= Andy Pollin =

American radio and TV personality (born 1958)

Andrew Pollin (born August 3, 1958) is an American radio and TV personality. He currently co-hosts, with Rob Long, about half of the episodes of The Mid-Atlantic Sports Report on MASN. He helped launch Washington, D.C. sports talk station WTEM in 1992 and held the title of Sports Director until January 2017. He joined WJFK 106.7 The Fan in February 2017 and now hosts The Andy Pollin show with Thom Lovero For 13 years, Pollin co-hosted The Sports Reporters with Steve Czaban, until his departure in July 2013. The last "Sports Reporters" aired July 31, 2013. He acted as sidekick on The Tony Kornheiser Show between 1992 and 2006. He also co-hosted GameDay with Mel Kiper Jr. on ESPN Radio between 1998 and 2004.

==Biography==
Pollin grew up in Chevy Chase, Maryland and graduated from Bethesda-Chevy Chase High School in 1976. After enrolling in American University he became involved in that school's radio station and left to start his radio career in Beaumont, Texas. He later graduated from Trinity University in San Antonio.

Pollin served as reporter for sports talk radio pioneer WFAN in New York City from its inception in 1987 until leaving for WTEM. Prior to that he reported for the UPI Radio Network in Washington, D.C. (1983-1987), and WFAA-AM in Dallas (1981-1983).

Pollin is the co-author of The Great Book of Washington, D.C. Sports Lists with Leonard Shapiro.

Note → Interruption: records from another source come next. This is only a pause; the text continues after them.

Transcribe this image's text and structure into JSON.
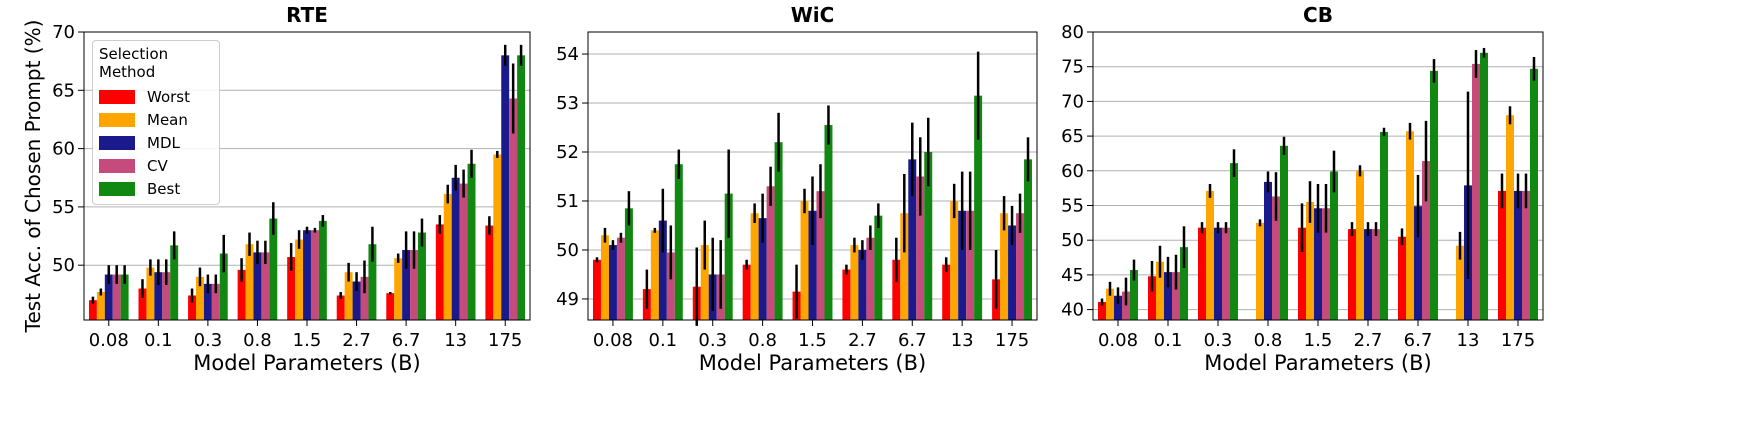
{
  "chart_data": [
    {
      "type": "bar",
      "title": "RTE",
      "x_label": "Model Parameters (B)",
      "y_label": "Test Acc. of Chosen Prompt (%)",
      "legend_title": "Selection Method",
      "legend": "upper left",
      "grid": true,
      "categories": [
        "0.08",
        "0.1",
        "0.3",
        "0.8",
        "1.5",
        "2.7",
        "6.7",
        "13",
        "175"
      ],
      "ylim": [
        45.3,
        70
      ],
      "yticks": [
        50,
        55,
        60,
        65,
        70
      ],
      "series": [
        {
          "name": "Worst",
          "color": "#ff0000",
          "values": [
            47.0,
            48.0,
            47.4,
            49.6,
            50.7,
            47.4,
            47.6,
            53.5,
            53.4
          ],
          "errors": [
            0.3,
            0.8,
            0.6,
            1.0,
            1.2,
            0.3,
            0.1,
            0.8,
            0.8
          ]
        },
        {
          "name": "Mean",
          "color": "#ffa500",
          "values": [
            47.7,
            49.8,
            49.0,
            51.8,
            52.2,
            49.4,
            50.6,
            56.1,
            59.5
          ],
          "errors": [
            0.3,
            0.7,
            0.8,
            1.0,
            0.8,
            0.8,
            0.4,
            0.8,
            0.3
          ]
        },
        {
          "name": "MDL",
          "color": "#1a1a8c",
          "values": [
            49.2,
            49.4,
            48.4,
            51.1,
            53.0,
            48.6,
            51.3,
            57.5,
            68.0
          ],
          "errors": [
            0.8,
            1.1,
            0.8,
            1.0,
            0.3,
            0.8,
            1.6,
            1.1,
            0.9
          ]
        },
        {
          "name": "CV",
          "color": "#c44b7c",
          "values": [
            49.2,
            49.4,
            48.4,
            51.1,
            53.0,
            49.0,
            51.3,
            57.0,
            64.3
          ],
          "errors": [
            0.8,
            1.1,
            0.8,
            1.0,
            0.2,
            1.4,
            1.6,
            1.2,
            3.0
          ]
        },
        {
          "name": "Best",
          "color": "#118811",
          "values": [
            49.2,
            51.7,
            51.0,
            54.0,
            53.8,
            51.8,
            52.8,
            58.7,
            68.0
          ],
          "errors": [
            0.8,
            1.2,
            1.6,
            1.4,
            0.5,
            1.5,
            1.2,
            1.2,
            0.9
          ]
        }
      ]
    },
    {
      "type": "bar",
      "title": "WiC",
      "x_label": "Model Parameters (B)",
      "grid": true,
      "categories": [
        "0.08",
        "0.1",
        "0.3",
        "0.8",
        "1.5",
        "2.7",
        "6.7",
        "13",
        "175"
      ],
      "ylim": [
        48.57,
        54.45
      ],
      "yticks": [
        49,
        50,
        51,
        52,
        53,
        54
      ],
      "series": [
        {
          "name": "Worst",
          "color": "#ff0000",
          "values": [
            49.8,
            49.2,
            49.25,
            49.7,
            49.15,
            49.6,
            49.8,
            49.7,
            49.4
          ],
          "errors": [
            0.05,
            0.4,
            0.8,
            0.1,
            0.55,
            0.1,
            0.45,
            0.15,
            0.6
          ]
        },
        {
          "name": "Mean",
          "color": "#ffa500",
          "values": [
            50.3,
            50.4,
            50.1,
            50.75,
            51.0,
            50.1,
            50.75,
            51.0,
            50.75
          ],
          "errors": [
            0.15,
            0.05,
            0.5,
            0.2,
            0.25,
            0.15,
            0.8,
            0.35,
            0.35
          ]
        },
        {
          "name": "MDL",
          "color": "#1a1a8c",
          "values": [
            50.1,
            50.6,
            49.5,
            50.65,
            50.8,
            50.0,
            51.85,
            50.8,
            50.5
          ],
          "errors": [
            0.1,
            0.65,
            0.75,
            0.5,
            0.7,
            0.2,
            0.75,
            0.8,
            0.4
          ]
        },
        {
          "name": "CV",
          "color": "#c44b7c",
          "values": [
            50.25,
            49.95,
            49.5,
            51.3,
            51.2,
            50.25,
            51.5,
            50.8,
            50.75
          ],
          "errors": [
            0.1,
            0.55,
            0.7,
            0.4,
            0.55,
            0.25,
            0.8,
            0.8,
            0.4
          ]
        },
        {
          "name": "Best",
          "color": "#118811",
          "values": [
            50.85,
            51.75,
            51.15,
            52.2,
            52.55,
            50.7,
            52.0,
            53.15,
            51.85
          ],
          "errors": [
            0.35,
            0.3,
            0.9,
            0.6,
            0.4,
            0.25,
            0.7,
            0.9,
            0.45
          ]
        }
      ]
    },
    {
      "type": "bar",
      "title": "CB",
      "x_label": "Model Parameters (B)",
      "grid": true,
      "categories": [
        "0.08",
        "0.1",
        "0.3",
        "0.8",
        "1.5",
        "2.7",
        "6.7",
        "13",
        "175"
      ],
      "ylim": [
        38.5,
        80
      ],
      "yticks": [
        40,
        45,
        50,
        55,
        60,
        65,
        70,
        75,
        80
      ],
      "series": [
        {
          "name": "Worst",
          "color": "#ff0000",
          "values": [
            41.1,
            44.8,
            51.8,
            null,
            51.8,
            51.6,
            50.5,
            null,
            57.1
          ],
          "errors": [
            0.5,
            2.2,
            0.8,
            null,
            3.5,
            1.0,
            1.2,
            null,
            2.5
          ]
        },
        {
          "name": "Mean",
          "color": "#ffa500",
          "values": [
            43.0,
            46.9,
            57.1,
            52.5,
            55.5,
            60.0,
            65.7,
            49.2,
            68.0
          ],
          "errors": [
            1.0,
            2.3,
            1.0,
            0.5,
            3.0,
            0.8,
            1.2,
            2.0,
            1.3
          ]
        },
        {
          "name": "MDL",
          "color": "#1a1a8c",
          "values": [
            42.0,
            45.4,
            51.8,
            58.4,
            54.6,
            51.6,
            54.9,
            57.9,
            57.1
          ],
          "errors": [
            1.2,
            2.2,
            0.8,
            1.5,
            3.5,
            1.0,
            4.5,
            13.5,
            2.5
          ]
        },
        {
          "name": "CV",
          "color": "#c44b7c",
          "values": [
            42.6,
            45.4,
            51.8,
            56.3,
            54.6,
            51.6,
            61.4,
            75.4,
            57.1
          ],
          "errors": [
            2.0,
            2.5,
            0.8,
            3.5,
            3.5,
            1.0,
            5.8,
            2.0,
            2.5
          ]
        },
        {
          "name": "Best",
          "color": "#118811",
          "values": [
            45.7,
            49.0,
            61.1,
            63.6,
            59.9,
            65.6,
            74.4,
            77.0,
            74.7
          ],
          "errors": [
            1.5,
            3.0,
            2.0,
            1.3,
            3.0,
            0.6,
            1.7,
            0.7,
            1.7
          ]
        }
      ]
    }
  ]
}
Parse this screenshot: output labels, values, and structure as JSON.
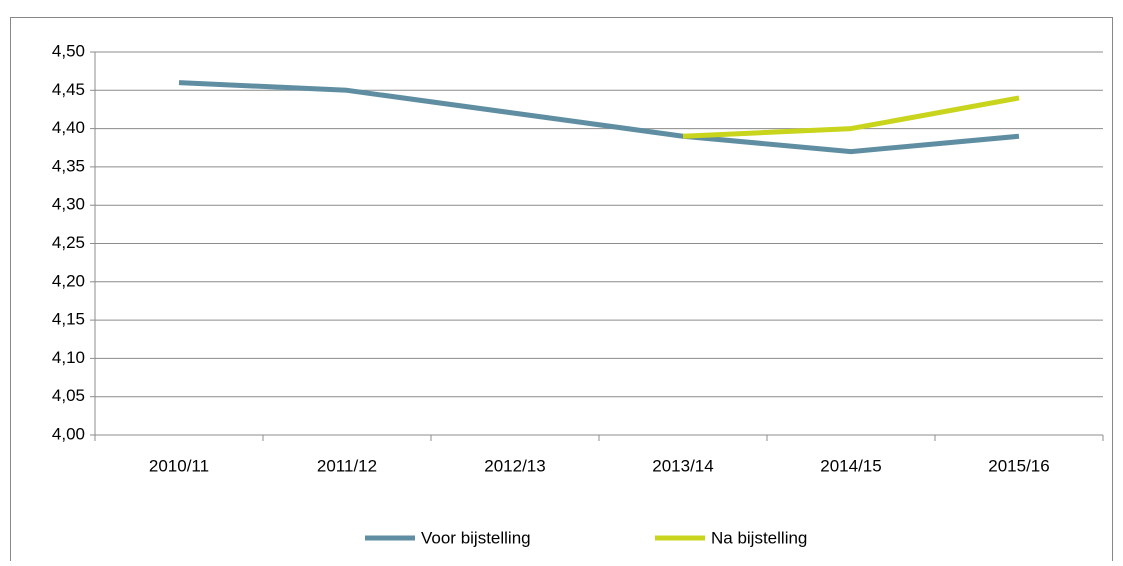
{
  "chart_data": {
    "type": "line",
    "categories": [
      "2010/11",
      "2011/12",
      "2012/13",
      "2013/14",
      "2014/15",
      "2015/16"
    ],
    "series": [
      {
        "name": "Voor bijstelling",
        "color": "#5f8ea2",
        "values": [
          4.46,
          4.45,
          4.42,
          4.39,
          4.37,
          4.39
        ]
      },
      {
        "name": "Na bijstelling",
        "color": "#c9d41c",
        "values": [
          null,
          null,
          null,
          4.39,
          4.4,
          4.44
        ]
      }
    ],
    "ylim": [
      4.0,
      4.5
    ],
    "yticks": [
      {
        "value": 4.0,
        "label": "4,00"
      },
      {
        "value": 4.05,
        "label": "4,05"
      },
      {
        "value": 4.1,
        "label": "4,10"
      },
      {
        "value": 4.15,
        "label": "4,15"
      },
      {
        "value": 4.2,
        "label": "4,20"
      },
      {
        "value": 4.25,
        "label": "4,25"
      },
      {
        "value": 4.3,
        "label": "4,30"
      },
      {
        "value": 4.35,
        "label": "4,35"
      },
      {
        "value": 4.4,
        "label": "4,40"
      },
      {
        "value": 4.45,
        "label": "4,45"
      },
      {
        "value": 4.5,
        "label": "4,50"
      }
    ],
    "grid": true,
    "legend": "bottom"
  }
}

When Pollin was with The Tony Kornheiser Show on ESPN Radio, he was nicknamed "Andy Polley." A listener angered by Pollin's comments about baseball player Rafael Palmeiro had called the show and mispronounced Pollin's name, screaming, "Andy Polley, you are an idiot!" Show producer Denis Horgan Jr. recorded the "Andy Polley" soundbite and the staff often aired it when Pollin spoke.

The nickname stuck, and the gag was later extended into a now-defunct website, [www.andypolley.com], which featured photos and comments about Pollin often related to current Kornheiser radio shows. Polley evolved into a full character, who drives a beat-up old Honda, with orange juice on the leather seats.

Andy Polley's rules:
- AP Rule # 1: All computers are different.
- AP Rule # 2: Big screens skew the TV ratings. Big screens = lower rating with more people watching one TV
- AP Rule # 3: Leather seats in your car are a waste of $$.
- AP Rule # 4: $200 a year for his clothing allowance.

Although no longer hosting a program of his own, he is working for ESPN 980 (formerly WTEM) as a summer fill in for Kornheiser.

Pollin was moved to WTEM's sister station, WSPZ 570AM, and is doing a solo show from 6 a.m. to 9 a.m. on weekdays.

On January 20, 2017, Pollin left WTEM when his contract expired. Pollin wrote an article in The Washington Post to reflect his 25-year sports radio career on the Washington D.C. airwaves.

Pollin now hosts a show with Thom Lovero on 106.7 The Fan DC on Saturdays and Sundays.

In July 2019, Pollin left 106.7 The Fan to be ESPN 630's morning update anchor during the station's broadcasts of ESPN's “Golic & Wingo Show” weekdays from 6 a.m. to 10 a.m. while also providing features for the station.